November 30, 2017
I feel like I’ve been going backwards. I’ve been listening to the world that is telling me I must be sad because I have to get through this holiday without people that I love. I’ve started focusing on the fact that we won’t be eating Delores’s incredible cooking, we won’t get to watch Delmer’s eyes light up as he passes out the gifts one by one, we won’t get to see Keren’s sweet excitement over everything that sparkles and shines. And I’ve been spiraling downward. So much so that last night I fell apart and didn’t think I would be able to pull myself back together. But, then, God…

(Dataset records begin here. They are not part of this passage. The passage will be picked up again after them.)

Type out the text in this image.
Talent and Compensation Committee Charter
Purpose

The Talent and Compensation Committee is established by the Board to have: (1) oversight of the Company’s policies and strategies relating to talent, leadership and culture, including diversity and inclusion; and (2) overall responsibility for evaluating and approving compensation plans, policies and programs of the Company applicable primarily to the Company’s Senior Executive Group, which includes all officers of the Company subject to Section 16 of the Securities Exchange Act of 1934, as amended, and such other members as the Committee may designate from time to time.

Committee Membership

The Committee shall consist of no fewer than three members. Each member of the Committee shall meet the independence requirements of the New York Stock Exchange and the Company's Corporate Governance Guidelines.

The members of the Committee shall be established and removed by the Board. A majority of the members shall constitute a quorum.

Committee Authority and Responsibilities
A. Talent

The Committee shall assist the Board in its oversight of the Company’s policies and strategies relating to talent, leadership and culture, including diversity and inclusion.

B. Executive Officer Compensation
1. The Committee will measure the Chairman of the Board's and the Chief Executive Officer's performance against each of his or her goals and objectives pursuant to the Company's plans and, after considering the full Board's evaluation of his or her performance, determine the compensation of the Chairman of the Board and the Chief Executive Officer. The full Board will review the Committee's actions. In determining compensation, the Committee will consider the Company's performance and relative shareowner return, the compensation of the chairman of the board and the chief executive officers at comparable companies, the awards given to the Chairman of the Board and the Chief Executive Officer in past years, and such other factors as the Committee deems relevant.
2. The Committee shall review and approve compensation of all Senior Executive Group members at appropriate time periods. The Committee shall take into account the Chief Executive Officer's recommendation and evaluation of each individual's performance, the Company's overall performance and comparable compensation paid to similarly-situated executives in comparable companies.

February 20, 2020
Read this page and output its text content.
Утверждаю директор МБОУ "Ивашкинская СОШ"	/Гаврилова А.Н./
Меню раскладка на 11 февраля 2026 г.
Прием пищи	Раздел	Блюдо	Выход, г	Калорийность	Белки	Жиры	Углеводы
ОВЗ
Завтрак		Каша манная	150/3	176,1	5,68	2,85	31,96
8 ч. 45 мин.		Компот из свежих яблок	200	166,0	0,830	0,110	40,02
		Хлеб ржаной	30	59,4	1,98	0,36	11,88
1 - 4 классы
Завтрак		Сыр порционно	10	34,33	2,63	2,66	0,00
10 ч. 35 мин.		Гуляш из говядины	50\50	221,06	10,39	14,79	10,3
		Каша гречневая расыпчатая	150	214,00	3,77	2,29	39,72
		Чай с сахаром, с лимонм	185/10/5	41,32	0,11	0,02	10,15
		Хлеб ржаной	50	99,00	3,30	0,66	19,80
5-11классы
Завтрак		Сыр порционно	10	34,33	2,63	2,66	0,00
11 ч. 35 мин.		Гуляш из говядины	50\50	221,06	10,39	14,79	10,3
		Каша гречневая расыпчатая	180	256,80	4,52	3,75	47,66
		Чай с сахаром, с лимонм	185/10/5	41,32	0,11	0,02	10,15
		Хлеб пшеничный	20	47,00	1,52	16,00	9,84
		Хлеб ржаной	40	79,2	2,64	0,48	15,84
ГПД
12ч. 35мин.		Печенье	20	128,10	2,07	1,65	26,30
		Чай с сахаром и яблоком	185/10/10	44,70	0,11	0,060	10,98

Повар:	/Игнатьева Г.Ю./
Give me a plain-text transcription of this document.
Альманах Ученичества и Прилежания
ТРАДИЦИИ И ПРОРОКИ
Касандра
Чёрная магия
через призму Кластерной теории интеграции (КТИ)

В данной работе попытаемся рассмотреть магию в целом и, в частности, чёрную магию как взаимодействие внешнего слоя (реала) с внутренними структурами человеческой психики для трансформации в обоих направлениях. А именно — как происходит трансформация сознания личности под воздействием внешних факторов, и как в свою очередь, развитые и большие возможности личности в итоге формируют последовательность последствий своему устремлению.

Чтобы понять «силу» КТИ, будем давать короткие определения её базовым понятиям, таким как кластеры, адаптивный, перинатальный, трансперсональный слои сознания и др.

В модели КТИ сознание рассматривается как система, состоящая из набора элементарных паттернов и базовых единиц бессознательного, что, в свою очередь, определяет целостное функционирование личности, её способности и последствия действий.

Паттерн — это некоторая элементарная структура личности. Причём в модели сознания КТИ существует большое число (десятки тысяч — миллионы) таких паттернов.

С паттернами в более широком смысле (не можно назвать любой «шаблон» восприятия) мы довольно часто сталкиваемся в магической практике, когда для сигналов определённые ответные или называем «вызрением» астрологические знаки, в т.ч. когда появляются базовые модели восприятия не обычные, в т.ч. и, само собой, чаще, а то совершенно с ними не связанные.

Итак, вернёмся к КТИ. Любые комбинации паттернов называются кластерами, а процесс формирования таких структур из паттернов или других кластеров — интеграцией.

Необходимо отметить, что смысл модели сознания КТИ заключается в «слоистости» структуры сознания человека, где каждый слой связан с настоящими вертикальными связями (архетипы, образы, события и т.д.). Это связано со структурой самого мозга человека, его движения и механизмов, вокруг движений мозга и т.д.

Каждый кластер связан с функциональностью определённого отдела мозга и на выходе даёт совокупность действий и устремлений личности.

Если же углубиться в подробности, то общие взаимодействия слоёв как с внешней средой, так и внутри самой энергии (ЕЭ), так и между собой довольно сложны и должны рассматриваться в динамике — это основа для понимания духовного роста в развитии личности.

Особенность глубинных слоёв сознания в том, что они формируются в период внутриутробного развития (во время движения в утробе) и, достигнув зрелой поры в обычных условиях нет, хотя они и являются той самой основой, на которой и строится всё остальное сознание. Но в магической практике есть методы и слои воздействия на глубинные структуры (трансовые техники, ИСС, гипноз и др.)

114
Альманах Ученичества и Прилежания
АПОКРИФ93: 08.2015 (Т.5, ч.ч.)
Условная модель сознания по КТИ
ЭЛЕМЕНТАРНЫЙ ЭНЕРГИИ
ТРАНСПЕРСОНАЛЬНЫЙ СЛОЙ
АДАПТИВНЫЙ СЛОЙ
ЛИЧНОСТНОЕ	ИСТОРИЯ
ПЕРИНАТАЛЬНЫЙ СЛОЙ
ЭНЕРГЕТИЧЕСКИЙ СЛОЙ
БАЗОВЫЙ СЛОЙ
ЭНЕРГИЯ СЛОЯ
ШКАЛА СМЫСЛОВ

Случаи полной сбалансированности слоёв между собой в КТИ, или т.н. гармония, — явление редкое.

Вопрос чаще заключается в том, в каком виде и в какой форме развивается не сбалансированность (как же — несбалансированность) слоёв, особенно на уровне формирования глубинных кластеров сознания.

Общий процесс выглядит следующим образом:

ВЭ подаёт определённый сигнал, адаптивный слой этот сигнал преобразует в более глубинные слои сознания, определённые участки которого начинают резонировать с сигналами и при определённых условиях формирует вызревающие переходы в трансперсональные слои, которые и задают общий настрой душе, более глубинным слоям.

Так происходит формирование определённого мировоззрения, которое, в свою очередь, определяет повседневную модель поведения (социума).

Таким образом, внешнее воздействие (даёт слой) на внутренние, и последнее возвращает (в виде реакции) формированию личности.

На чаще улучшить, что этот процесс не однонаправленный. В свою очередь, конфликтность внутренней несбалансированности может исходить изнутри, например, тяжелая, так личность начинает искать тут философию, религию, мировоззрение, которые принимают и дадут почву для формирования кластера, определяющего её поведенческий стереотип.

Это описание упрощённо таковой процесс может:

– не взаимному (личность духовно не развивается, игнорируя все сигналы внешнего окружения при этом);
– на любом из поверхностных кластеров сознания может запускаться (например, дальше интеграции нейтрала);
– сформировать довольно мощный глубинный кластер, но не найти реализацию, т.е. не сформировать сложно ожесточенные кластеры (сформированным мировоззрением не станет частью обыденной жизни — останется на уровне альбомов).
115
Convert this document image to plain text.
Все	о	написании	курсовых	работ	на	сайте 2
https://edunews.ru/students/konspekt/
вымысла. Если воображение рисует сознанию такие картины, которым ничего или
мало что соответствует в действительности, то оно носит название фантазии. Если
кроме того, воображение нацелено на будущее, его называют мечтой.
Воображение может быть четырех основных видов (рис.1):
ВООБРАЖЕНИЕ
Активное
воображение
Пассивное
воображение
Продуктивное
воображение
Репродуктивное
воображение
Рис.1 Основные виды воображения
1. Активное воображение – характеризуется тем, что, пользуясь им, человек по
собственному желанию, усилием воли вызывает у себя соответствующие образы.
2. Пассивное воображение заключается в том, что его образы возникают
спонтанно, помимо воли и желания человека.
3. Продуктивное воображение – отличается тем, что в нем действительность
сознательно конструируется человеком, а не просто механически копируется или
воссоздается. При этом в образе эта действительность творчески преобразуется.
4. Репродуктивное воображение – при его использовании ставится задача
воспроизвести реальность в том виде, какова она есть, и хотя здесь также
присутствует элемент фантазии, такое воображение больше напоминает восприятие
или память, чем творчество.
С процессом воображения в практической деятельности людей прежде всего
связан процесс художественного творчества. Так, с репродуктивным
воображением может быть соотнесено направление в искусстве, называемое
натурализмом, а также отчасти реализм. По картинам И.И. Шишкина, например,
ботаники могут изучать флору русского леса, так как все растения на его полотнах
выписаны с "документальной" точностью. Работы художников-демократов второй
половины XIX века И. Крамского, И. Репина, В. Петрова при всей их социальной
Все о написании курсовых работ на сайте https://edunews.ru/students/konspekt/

God brought peace yet again to my heart.
I bought these ornaments after Christmas last year and have been waiting all year to get my tree focused on what matters. I’ve never had a tree like this before. I’ve always tried to make them whimsical and magical but this year it proclaims the TRUTH and I’ve never needed it more in my life! This is what I need to be focused on. This is where my heart and soul need to be – grounded in the promise of eternal life with my Creator, the One who makes me perfect because He is my Savior.
I know it’s ok for me to be sad and to miss them, but it’s not ok to let it destroy me this holiday season. I’m writing this, as a testimony to myself, to help me remember Whose I am and what He has done for me.
I have HOPE and PEACE and COMFORT and JOY! May all of you who are hurting and sad feel God’s arms wrapped around you in a warm embrace reminding you that He will carry you through. Merry Christmas!